И вдруг увидел людей. На другой стороне узкой улицы в тесном закутке между стен здоровенный черный парень возился с черной теткой. Отнимал у нее грязную холщовую сумку – тощую, но что-то в ней было, что-то ценное для тетки, может, пара бананов или горсть риса, и она, стоя на коленях, обеими руками тянула сумку к себе, а парень одной рукой вырывал сумку, а другой бил тетку по лицу и пинал ногой в живот. В амбразуре полуподвала торчали две детские головки. Девочка рыдала, широко разинув рот, а мальчик смотрел замороженно.
Полковник закричал, но и себя не услышал. Перейти на ту сторону – все равно что броситься под поезд. Парень бил и бил тетку в лицо и пинал в живот. Она цеплялась за сумку, не кричала, не защищалась; ее глаза, устремленные на парня, остановились, как у покойницы. Две суетливые фигуры заметало пылью и мотало от стены к стене порывами ветра. Парень бил и бил, превращая теткино лицо в кровавое месиво. Полковник достал пистолет и выстрелил два раза в красную футболку, в надпись
…Ее лицо проявлялось и таяло в голубоватом люминесцентном свете, когда полковнику удавалось оторвать взгляд от распоротых животов, разорванных сухожилий и торчащих из плоти костей. Операционная сестра, новенькая, чернокожая, прилетела из Гаваны неделю назад. Клаудия. Их познакомили, и он сказал ей какие-то дежурные слова. Мужчины подолгу задерживали на ней взгляд, неосознанно, и обращались снова и снова к ее лицу, рефлекторно, как подсолнухи к солнцу. Она завораживала, прекрасно сознавала это и, кажется, не придавала этому никакого значения.

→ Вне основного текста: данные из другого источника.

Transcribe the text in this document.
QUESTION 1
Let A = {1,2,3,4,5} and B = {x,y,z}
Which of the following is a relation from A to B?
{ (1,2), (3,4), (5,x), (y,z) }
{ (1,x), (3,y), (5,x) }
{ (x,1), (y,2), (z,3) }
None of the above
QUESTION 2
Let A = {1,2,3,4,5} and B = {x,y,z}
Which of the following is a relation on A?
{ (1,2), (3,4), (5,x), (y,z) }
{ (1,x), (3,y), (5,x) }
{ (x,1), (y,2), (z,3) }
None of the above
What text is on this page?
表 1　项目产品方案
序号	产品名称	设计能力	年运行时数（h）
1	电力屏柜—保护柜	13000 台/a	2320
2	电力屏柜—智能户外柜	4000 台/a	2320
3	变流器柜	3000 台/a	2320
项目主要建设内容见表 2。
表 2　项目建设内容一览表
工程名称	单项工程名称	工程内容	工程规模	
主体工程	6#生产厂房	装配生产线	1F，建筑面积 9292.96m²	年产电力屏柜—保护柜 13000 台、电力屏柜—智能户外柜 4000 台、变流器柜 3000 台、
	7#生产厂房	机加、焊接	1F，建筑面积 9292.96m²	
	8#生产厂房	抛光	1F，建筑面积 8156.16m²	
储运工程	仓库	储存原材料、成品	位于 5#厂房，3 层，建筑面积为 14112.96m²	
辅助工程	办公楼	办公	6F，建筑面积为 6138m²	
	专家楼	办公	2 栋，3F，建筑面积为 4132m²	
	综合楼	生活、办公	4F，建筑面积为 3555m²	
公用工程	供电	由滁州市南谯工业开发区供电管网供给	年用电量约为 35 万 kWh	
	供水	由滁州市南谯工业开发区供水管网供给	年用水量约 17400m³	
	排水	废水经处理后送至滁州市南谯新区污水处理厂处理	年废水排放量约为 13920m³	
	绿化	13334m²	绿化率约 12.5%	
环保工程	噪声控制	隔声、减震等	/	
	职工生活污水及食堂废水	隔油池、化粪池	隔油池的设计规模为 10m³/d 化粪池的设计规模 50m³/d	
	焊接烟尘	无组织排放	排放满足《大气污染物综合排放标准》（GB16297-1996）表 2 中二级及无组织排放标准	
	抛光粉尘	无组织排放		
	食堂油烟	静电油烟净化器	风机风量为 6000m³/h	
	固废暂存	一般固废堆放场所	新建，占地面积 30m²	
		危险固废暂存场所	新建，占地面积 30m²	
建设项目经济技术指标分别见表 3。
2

Откупившись от «Сэнди» десятком порезов и ушибов – довольно дешево, надо сказать, – полковник добрался до госпиталя и оперировал уже двенадцать часов. И позволял себе иногда видеть ее лицо – и не лицо даже, а только глаза между краем шапочки и краем марлевой повязки, – ловил ее взгляд, пока ему заменяли пациента на столе. Она заметила и стала отвечать, когда ей это удавалось. Ассистировала хирургу в соседней операционной, отгороженной кусками полупрозрачной пленки, свисавшими как попало. В многослойном размытом пространстве, пронизанном призрачным светом, силуэты хирургов склонялись над столами, как в молитве. Он ловил ее взгляд, когда мог, и не потому, что искал поддержки – как-то обходился до сих пор, – и не потому, что флиртовал – какой в аду флирт. Она будто и не принадлежала всему этому – изнуряющему свету, стонам, ранам. Ее взгляд обещал: это не всё, не навсегда, это пройдет и будет другое: что-то вне урагана, вне этого вечно гибнущего острова и, может быть, вне его полковничьей жизни. Ее взгляд – знамение волнующих перемен.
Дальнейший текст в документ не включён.